Souvent je demande aux gens ce qu’ils voulaient faire quand ils étaient mômes. C’est ces individus qui ne savent pas trop quoi te raconter sur eux. Tu essais de faire connaissance et ils se résument en quelques mots. Genre j’ai pas de passion, pas de tics, pas de truc qui me fait vibrer au fond. C’est encore plus pénible quand il s’agit d’une jolie fille à qui tu essaies de trouver une jolie personnalité. Alors je pose la question, à l’époque où tout n’était que rêves lointains, tu voulais faire quoi ? Ce qui m’étonne le plus, ce n’est pas tant la réponse que parfois l’absence de réponse. Pas que les gens aient oublié, juste, c’est si difficile pour eux d’aller déterrer ce bout d’ambition abandonnée, ce plaisir simple disparu. Ça en est désespérant. Il arrive même qu’il n’y ait plus rien à faire. Plus rien à en tirer.

Je me souviens de l’appartement d’une amie à Lyon. Elle avait encadrée une variation de cette phrase débile : Il est important d’avoir des rêves grands, pour ne pas les perdre de vue. Aussi cliché que ça puisse paraître, je restais bloqué en face, souvent, à réfléchir intensément à la question. Tout comme j’ai pu cogiter en lisant moult articles de blogs sur comment atteindre ses rêves (les découper en une suite de petits rêves pour permettre d’atteindre régulièrement des buts par exemple) ou qu’est-ce qui différencie ceux qui réussissent des autres (en gros, ils y croyaient plus que tout). En ce moment je suis en cours avec plein de gens que je ne connais pas. J’ignore tout de leurs rêves, leurs ambitions, s’ils en nourrissent des plus complexes que bosser dans le market et être très riche avec des responsabilités. Au moins, à l’anniversaire de Pimp, on en parlait tous librement, des aspirations et d’où on en était.

Bien sûr, ces moments là servent avant tout à se rassurer. Je dis que j’écris des bouquins et que je veux en sortir plein pas pour impressionner la personne en face avec mon CV artistique minable d’écrivaillon. Mais j’énonce à voix haute ce à quoi j’aspire. Je fais exister mes espoirs ailleurs que dans mon cerveau. Et en échange j’écoute ceux des autres.
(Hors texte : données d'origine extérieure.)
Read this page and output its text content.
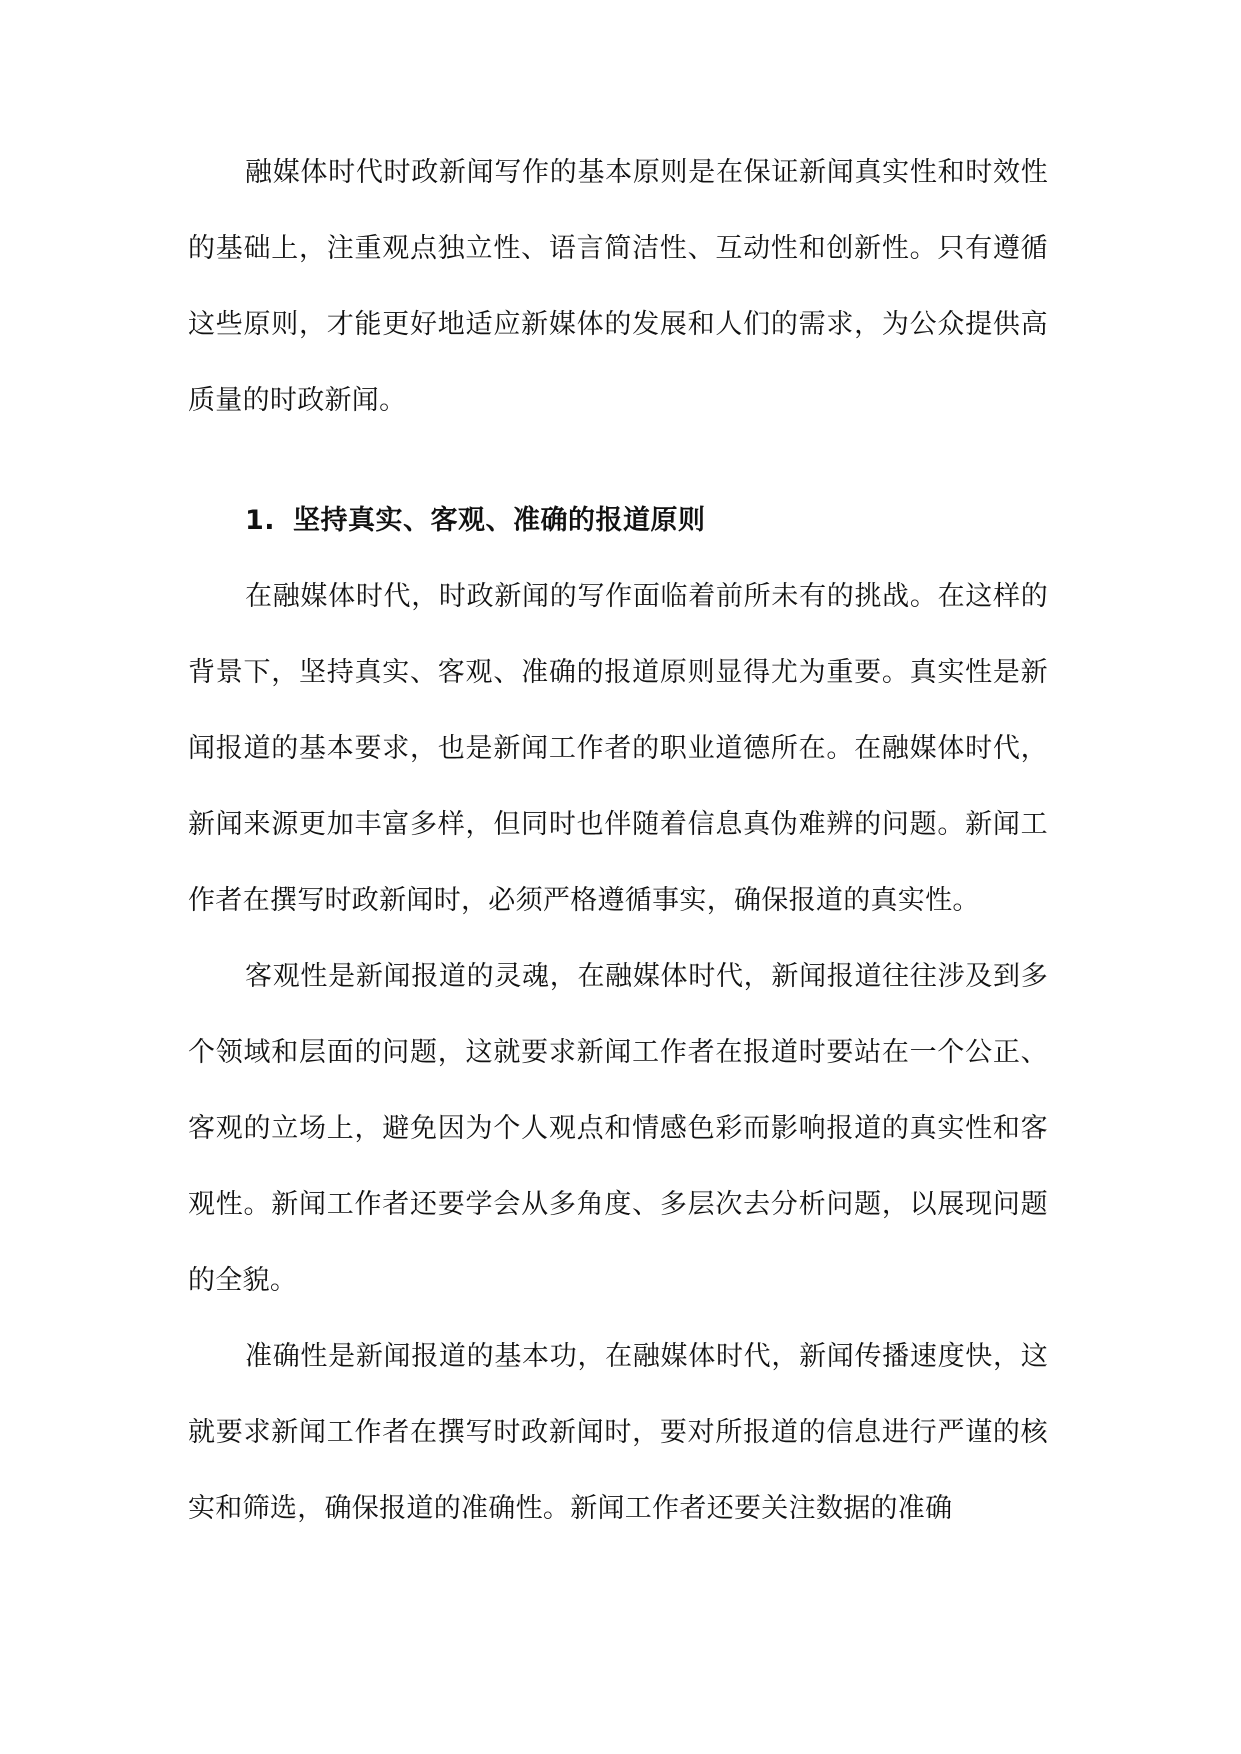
融媒体时代时政新闻写作的基本原则是在保证新闻真实性和时效性的基础上，注重观点独立性、语言简洁性、互动性和创新性。只有遵循这些原则，才能更好地适应新媒体的发展和人们的需求，为公众提供高质量的时政新闻。

1. 坚持真实、客观、准确的报道原则

在融媒体时代，时政新闻的写作面临着前所未有的挑战。在这样的背景下，坚持真实、客观、准确的报道原则显得尤为重要。真实性是新闻报道的基本要求，也是新闻工作者的职业道德所在。在融媒体时代，新闻来源更加丰富多样，但同时也伴随着信息真伪难辨的问题。新闻工作者在撰写时政新闻时，必须严格遵循事实，确保报道的真实性。

客观性是新闻报道的灵魂，在融媒体时代，新闻报道往往涉及到多个领域和层面的问题，这就要求新闻工作者在报道时要站在一个公正、客观的立场上，避免因为个人观点和情感色彩而影响报道的真实性和客观性。新闻工作者还要学会从多角度、多层次去分析问题，以展现问题的全貌。

准确性是新闻报道的基本功，在融媒体时代，新闻传播速度快，这就要求新闻工作者在撰写时政新闻时，要对所报道的信息进行严谨的核实和筛选，确保报道的准确性。新闻工作者还要关注数据的准确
Quand Pimp à pointé du doigt que l’assemblée entière avait des projets artistiques, il le disait sur un ton de fierté. Peu être de penser qu’à trente balais nous sommes encore des work in progress au lieu de simplement grimper un organigramme prédéterminé dans une boîte inhumaine. Ou simplement d’être entouré de personnes qui lui ressemblent, et qui le valident. Qui nous valident. Il, je, nous, ne sommes pas seul. A vingt-quatre ou trente piges, on rêve encore.